Civilians ran for cover as shelling set fire to a building near a warehouse, across the road from a mall with a multiplex cinema.

Inside the warehouse's car park, a Ukrainian soldier carrying a rifle ran in a crouch as gunshots crackled.

A man carried a prone child in his arms into a nearby block of flats, and at least five ambulances raced towards the scene.

In Odessa, on the Black Sea, civilians were bracing for attack, with tanks deployed at intersections and monuments covered in sandbags.

"Our beautiful Odessa," said Lyudmila, an elegant elderly woman wearing bright lipstick, as she looked apologetically at her city's empty, barricaded streets.

"But thank God we are holding on!

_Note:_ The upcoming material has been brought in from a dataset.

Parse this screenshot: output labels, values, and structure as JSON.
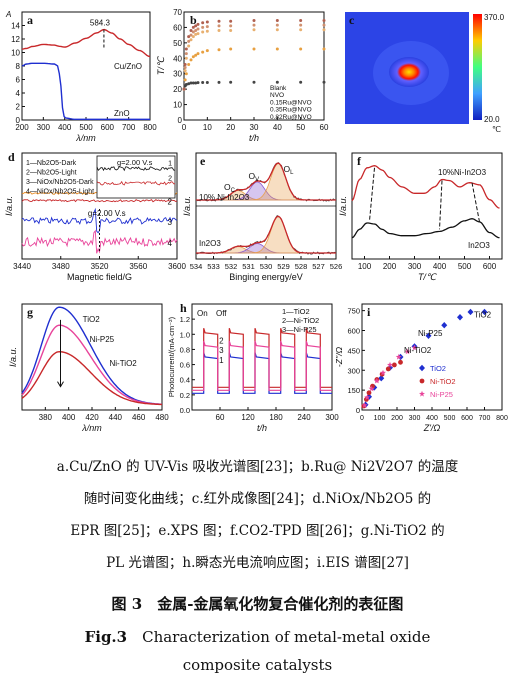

Everyone is holding on!"

And elsewhere, civilians in bomb shelters did what they could to help forget the war raging outside -- even just for a while.

From her shelter in Ukraine's second city Kharkiv, Vera Lytovchenko has become a social media sensation with her violin performances and used the attention to launch a fundraiser.

"I want to help my friends and music teachers who have lost their homes, their jobs, their instruments," said the soloist.

"I don't want to feel helpless," she said.